Trevor Croop’s studio loft space in SoHo stored dozens of pieces of artwork that he and other artists saved as businesses opened back up and took down painted boards.
Trevor Croop’s studio loft space in SoHo stored dozens of pieces of artwork that he and other artists saved as businesses opened back up and took down painted boards.
Trevor Croop in the staircase of his former studio space shows the many boards with work by various artists being stored there.
Trevor Croop in the staircase of his former studio space shows the many boards with work by various artists being stored there.
Amir Diop’s work that once boarded up the side of a business was hung inside the loft space.
Amir Diop’s work that once boarded up the side of a business was hung inside the loft space.

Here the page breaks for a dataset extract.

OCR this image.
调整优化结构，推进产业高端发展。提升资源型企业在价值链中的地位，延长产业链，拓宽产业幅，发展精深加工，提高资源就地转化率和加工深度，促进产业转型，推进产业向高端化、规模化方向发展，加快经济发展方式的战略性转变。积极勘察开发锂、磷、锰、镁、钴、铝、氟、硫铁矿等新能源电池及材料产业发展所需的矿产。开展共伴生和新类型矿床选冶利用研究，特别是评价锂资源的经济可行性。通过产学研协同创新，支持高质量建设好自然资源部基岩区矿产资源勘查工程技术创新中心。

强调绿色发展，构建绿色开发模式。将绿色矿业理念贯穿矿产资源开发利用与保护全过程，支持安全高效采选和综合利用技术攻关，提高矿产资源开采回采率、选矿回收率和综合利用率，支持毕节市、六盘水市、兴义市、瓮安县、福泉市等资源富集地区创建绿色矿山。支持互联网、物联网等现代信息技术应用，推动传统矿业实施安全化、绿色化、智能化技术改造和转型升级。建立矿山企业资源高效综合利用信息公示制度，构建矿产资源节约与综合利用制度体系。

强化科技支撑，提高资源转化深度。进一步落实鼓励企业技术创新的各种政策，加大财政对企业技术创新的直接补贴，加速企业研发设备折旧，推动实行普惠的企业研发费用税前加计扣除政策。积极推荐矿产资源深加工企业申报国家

Everything happened on the fly and neither group was sure how long they’d have to keep storing the pieces, but they didn’t want to keep the art to themselves. Many of the artists the Soho Renaissance Factory reached out to didn’t have a place to store the boards they painted on or were unable to pick them up. 

Since Diop started saving boards from being destroyed, he hoped they would eventually wind up in a museum or gallery. Now, the plans are in place for that to become a reality. Last week, the Soho Renaissance Factory struck a deal with Mana Contemporary, an arts center in Jersey City. With artists’ consent, Mana plans to hold all the boards that the group saved through the end of next year, with the hope of putting together a show once COVID-19 related restrictions lighten up. Artists can take their art back if they want to keep it, but they will also have the opportunity to sell their work when it’s exhibited. If they choose to sell, they can either keep all the proceeds or donate some to a charity of their choice. Mana Contemporary is also developing an interactive map of street art made alongside racial justice protests in the US this year.

In the meantime, the Soho Renaissance Factory has already landed a residency at the NoMo SoHo hotel in Manhattan, where some of their boards are on display. They’re living and working there, too, making new works inside a new studio space at the hotel.

“My hope is that [my art] is a part of history,” Diop says. “We can teach kids in the future that this is what happened in 2020, and there are different artists that were coming out and putting beautiful stuff up that can impact the future.”

Brendan McNally, Trevor Croop, Konstance Patton, Esteban Sulé Marquez-Monsanto, and Amir Diop came together to form the Soho Renaissance Factory
Brendan McNally, Trevor Croop, Konstance Patton, Esteban Sulé Marquez-Monsanto, and Amir Diop came together to form the Soho Renaissance Factory.